Biologia estrutural revela novas oportunidades para combater a tuberculose

A tuberculose é causada por uma bactéria – Mycobacterium - que infeta os pulmões humanos e outros órgãos utilizando estruturas moleculares complexas. Estas incluem complexos proteicos conhecidos como sistemas de secreção tipo VII, que permitem a M. tuberculose libertar moléculas no seu hospedeiro, que desarmam e, em última análise, matam a célula humana infetada. Cinco desses sistemas de secreção, rotulados ESX-1 a ESX-5, encontram-se entre m. tuberculose e outras micobactérias estreitamente relacionadas, muitas das quais são patogénicas. Sem elas, as bactérias são incapazes de infetar as células humanas.

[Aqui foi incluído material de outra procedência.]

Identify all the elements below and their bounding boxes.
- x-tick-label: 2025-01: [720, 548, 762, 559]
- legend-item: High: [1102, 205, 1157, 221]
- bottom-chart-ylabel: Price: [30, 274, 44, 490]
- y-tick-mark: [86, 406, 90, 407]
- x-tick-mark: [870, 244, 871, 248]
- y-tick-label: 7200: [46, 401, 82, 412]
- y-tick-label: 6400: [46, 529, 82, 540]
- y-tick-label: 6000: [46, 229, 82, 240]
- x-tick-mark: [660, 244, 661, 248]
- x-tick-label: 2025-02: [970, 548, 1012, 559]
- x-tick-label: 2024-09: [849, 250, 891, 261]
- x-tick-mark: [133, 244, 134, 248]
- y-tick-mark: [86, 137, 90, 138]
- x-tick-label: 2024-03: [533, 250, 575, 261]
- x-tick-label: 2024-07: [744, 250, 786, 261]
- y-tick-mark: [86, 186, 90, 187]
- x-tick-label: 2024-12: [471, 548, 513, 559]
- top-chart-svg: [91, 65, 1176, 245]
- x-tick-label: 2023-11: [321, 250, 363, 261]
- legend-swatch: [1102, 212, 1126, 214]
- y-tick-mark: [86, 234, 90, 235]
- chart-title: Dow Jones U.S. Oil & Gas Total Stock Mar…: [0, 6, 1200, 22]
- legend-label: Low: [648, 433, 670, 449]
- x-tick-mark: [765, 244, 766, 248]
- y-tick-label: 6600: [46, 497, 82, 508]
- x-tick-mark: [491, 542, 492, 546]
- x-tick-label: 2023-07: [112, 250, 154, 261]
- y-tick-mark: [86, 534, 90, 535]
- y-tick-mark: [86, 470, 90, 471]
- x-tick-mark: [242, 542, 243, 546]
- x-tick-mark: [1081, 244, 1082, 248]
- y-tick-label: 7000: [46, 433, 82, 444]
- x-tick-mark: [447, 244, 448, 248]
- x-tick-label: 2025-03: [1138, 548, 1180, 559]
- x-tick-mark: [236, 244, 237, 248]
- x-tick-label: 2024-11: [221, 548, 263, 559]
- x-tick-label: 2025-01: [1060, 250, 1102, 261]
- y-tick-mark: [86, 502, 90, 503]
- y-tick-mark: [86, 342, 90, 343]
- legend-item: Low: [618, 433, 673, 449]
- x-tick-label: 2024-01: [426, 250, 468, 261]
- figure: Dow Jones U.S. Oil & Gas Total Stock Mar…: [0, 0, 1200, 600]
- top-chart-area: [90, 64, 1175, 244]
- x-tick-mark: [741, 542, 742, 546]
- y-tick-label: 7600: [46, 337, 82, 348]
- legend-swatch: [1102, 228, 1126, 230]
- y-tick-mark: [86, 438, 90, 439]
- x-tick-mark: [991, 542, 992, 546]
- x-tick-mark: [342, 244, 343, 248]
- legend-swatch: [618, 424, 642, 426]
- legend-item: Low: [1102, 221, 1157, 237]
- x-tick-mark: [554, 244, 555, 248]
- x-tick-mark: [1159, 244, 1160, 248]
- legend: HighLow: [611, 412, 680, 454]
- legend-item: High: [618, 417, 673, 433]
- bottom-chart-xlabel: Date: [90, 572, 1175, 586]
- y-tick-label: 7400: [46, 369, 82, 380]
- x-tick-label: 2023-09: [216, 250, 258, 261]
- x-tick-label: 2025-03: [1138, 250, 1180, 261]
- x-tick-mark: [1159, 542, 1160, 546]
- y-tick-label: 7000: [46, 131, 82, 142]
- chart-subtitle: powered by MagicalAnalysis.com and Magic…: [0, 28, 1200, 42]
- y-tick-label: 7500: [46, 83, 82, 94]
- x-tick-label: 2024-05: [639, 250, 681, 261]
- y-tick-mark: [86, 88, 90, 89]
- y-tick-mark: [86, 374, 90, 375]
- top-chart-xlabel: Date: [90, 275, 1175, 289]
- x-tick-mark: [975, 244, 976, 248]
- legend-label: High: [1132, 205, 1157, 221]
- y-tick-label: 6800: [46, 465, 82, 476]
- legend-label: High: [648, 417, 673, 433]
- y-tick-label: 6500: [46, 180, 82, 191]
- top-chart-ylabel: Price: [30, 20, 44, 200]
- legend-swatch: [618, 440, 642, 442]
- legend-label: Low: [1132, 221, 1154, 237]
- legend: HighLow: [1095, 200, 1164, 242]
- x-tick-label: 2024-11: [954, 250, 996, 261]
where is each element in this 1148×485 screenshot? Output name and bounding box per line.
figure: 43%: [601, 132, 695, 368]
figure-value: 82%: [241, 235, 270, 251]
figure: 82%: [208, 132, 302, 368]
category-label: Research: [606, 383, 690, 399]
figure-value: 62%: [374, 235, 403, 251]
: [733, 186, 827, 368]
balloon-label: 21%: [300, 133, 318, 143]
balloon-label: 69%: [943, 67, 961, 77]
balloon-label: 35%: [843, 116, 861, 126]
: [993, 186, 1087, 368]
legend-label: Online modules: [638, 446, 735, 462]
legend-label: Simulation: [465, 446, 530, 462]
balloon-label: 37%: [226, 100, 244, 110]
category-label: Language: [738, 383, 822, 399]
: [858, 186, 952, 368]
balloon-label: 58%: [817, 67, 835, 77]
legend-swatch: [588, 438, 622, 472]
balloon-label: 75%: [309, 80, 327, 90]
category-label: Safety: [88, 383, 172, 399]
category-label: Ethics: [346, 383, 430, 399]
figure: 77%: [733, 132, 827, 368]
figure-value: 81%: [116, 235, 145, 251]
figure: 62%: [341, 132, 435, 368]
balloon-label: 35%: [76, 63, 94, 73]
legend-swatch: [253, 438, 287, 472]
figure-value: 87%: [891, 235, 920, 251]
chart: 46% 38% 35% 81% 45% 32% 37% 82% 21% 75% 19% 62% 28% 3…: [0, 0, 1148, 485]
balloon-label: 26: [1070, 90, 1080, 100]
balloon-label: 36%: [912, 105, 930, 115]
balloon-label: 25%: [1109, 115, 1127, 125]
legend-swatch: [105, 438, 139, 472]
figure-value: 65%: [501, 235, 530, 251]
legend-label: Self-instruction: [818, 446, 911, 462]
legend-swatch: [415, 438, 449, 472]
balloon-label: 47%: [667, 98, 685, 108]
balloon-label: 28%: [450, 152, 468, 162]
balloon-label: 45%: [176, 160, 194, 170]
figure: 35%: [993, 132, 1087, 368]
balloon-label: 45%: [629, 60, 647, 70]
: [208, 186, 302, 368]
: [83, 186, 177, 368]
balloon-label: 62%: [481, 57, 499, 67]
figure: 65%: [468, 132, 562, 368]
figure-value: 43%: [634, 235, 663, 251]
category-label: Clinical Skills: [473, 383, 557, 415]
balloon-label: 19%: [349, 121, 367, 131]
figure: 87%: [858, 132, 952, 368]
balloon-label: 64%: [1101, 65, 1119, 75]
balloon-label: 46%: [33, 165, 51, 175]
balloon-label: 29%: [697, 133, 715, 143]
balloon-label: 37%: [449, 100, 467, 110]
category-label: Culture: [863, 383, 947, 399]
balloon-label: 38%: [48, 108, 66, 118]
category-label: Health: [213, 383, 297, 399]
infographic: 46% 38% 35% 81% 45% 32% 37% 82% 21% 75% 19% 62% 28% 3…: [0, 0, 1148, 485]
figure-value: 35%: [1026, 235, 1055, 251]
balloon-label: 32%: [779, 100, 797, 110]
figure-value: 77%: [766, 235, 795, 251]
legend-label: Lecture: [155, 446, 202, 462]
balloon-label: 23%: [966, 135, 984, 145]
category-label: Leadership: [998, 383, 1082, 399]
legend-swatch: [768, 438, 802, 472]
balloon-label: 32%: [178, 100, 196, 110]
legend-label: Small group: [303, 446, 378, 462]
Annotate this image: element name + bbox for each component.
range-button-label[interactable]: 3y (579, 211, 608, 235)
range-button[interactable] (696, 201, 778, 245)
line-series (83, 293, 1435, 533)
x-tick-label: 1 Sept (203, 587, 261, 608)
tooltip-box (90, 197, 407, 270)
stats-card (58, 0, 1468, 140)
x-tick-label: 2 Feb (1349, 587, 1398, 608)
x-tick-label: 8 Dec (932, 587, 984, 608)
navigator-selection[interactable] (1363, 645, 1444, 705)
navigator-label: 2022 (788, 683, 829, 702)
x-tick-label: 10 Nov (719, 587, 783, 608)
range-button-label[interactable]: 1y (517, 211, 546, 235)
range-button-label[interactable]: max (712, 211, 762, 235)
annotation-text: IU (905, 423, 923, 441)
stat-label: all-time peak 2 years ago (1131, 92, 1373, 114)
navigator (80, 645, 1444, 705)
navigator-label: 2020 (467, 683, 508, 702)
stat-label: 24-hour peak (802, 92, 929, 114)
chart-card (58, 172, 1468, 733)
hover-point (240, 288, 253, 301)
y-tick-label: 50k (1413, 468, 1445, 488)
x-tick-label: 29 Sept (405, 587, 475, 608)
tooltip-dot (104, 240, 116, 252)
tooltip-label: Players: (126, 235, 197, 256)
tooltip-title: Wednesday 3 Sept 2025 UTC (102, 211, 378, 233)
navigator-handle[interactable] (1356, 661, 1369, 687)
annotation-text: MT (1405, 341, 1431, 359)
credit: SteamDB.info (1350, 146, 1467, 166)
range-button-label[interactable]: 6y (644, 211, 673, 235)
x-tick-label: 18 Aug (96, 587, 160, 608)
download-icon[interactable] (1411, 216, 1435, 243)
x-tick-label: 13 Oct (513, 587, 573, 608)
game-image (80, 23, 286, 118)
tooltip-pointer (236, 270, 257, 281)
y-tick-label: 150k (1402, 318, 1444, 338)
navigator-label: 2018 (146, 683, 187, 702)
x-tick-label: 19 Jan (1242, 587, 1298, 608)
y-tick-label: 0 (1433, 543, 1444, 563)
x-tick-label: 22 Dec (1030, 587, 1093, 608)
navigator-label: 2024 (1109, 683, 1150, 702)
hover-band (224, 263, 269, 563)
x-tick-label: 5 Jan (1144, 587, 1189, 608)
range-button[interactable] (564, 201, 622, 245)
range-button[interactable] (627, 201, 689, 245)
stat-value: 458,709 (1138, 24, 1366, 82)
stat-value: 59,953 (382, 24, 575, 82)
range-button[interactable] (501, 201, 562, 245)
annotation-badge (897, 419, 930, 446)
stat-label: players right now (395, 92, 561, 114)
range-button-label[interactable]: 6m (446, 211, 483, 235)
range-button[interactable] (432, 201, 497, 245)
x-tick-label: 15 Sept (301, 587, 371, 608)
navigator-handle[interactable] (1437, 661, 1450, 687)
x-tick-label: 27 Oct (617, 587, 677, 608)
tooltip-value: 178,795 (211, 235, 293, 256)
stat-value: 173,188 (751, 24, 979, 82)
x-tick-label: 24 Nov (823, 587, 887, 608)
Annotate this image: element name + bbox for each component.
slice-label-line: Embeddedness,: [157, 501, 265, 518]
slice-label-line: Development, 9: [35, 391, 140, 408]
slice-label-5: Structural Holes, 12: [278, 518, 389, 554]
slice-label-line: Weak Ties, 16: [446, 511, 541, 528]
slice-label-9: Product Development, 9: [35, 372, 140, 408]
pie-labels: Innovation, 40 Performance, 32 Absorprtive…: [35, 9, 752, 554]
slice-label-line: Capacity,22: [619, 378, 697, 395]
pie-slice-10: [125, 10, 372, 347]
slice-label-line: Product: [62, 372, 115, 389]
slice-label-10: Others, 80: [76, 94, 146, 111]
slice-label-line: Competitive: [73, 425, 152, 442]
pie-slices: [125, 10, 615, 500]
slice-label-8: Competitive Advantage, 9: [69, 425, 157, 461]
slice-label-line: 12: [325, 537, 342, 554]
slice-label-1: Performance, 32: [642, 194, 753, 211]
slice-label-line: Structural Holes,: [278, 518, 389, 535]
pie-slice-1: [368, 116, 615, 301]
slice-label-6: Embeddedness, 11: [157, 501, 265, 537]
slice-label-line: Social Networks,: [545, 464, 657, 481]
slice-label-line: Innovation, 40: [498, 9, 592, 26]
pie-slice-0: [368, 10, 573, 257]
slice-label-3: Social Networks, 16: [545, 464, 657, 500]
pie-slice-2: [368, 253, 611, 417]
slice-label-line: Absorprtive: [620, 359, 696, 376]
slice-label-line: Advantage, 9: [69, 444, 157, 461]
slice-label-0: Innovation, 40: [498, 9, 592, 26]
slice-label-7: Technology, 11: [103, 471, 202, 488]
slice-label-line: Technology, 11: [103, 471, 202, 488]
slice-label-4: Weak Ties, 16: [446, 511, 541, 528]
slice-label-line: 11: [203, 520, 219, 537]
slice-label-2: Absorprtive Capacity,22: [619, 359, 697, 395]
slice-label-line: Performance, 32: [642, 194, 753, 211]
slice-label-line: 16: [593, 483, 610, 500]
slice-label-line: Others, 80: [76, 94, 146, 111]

O grupo Wilmanns do Laboratório Europeu de Biologia Molecular (EMBL, sigla em inglês) Hamburgo tem usado biologia estrutural de alta resolução para estudar proteínas micobacterianas nas últimas duas décadas. A compreensão molecular da maquinaria bacteriana usada para infetar as células resultou em colaborações com a indústria para desenvolver novos fármacos contra a tuberculose.
No seu estudo mais recente, determinou a estrutura molecular do sistema de secreção ESX-5 com um alto nível de detalhe. Os investigadores do grupo viram que o núcleo do ESX-5 é construído de 30 unidades proteicas, que formam um poro dinâmico da membrana para permitir a secreção de proteínas que permitem que a bactéria sobreviva e se multiplique dentro das células humanas. O conhecimento da estrutura ESX-5 em alta resolução é essencial para direcionar locais específicos com drogas de pequenas moléculas.
"A nossa nova estrutura do complexo de secreção ESX-5 fornece uma visão profunda de um grande portão que separa o interior destas bactérias do ambiente exterior do hospedeiro. A abertura deste portão permite que o agente patogénico cuspa as suas armas mortais para infetar os humanos para desenvolver tuberculose. Podemos usar esta estrutura como uma caixa de ferramentas com literalmente milhares de potenciais alvos de drogas. Isto abrirá um campo inteiramente novo de estudos sobre a tuberculose", diz Matthias Wilmanns, que lidera o estudo. Kate Beckham, que desenvolveu uma forma inovadora de isolar o ESX-5, acrescenta: "O poro central que vimos no ESX-5 pode servir como um novo alvo de drogas. Bloqueá-lo poderia prevenir a infeção com micobactérias patogénicas."
O estudo também pode ajudar os cientistas a desenvolver novas vacinas para a tuberculose. A vacina bacillus Calmette-Guérin (BCG) muito utilizada, que tem este ano o seu 100º aniversário, baseia-se numa estirpe de micobacterium que perdeu a capacidade de causar doenças devido a um defeito no sistema ESX-1. No entanto, uma vez que a vacinação BCG oferece uma proteção insuficiente e é mais eficaz apenas em bebés jovens, são necessárias vacinas alternativas. Devido à sua estreita relação estrutural e funcional com o ESX-1, o sistema de secreção ESX-5 pode estimular o desenvolvimento de novas vacinas que possam complementar ou substituir as atualmente utilizadas.
Determinar a estrutura molecular do ESX-5 foi particularmente desafiante devido ao seu grande tamanho e complexidade. Nenhum método de biologia estrutural pode fornecer o quadro completo. Neste caso, a chave para o sucesso foi a utilização de biologia estrutural integrativa, na qual os dados obtidos utilizando diferentes métodos – microscopia crio-eletrão, cristalografia de raios-X, espectrometria em massa e métodos computacionais – foram usados conjuntamente para criar um modelo coerente.
"Há 18 meses, resolver esta estrutura parecia uma missão impossível", diz Matthias Wilmanns. “Conseguimos juntar as peças do puzzle porque cada membro da equipa contribuiu com uma experiência única. Para resolver a estrutura completa, colaborámos com o grupo de Jan Kosinski no EMBL Hamburgo e com o Centro de Biologia de Sistemas Estruturais, que forneceu os conhecimentos necessários em biologia estrutural integrativa. Também recebemos uma grande ajuda dos nossos colegas do EMBL Heidelberg, que realizaram experiências de microscopia crio-electrária."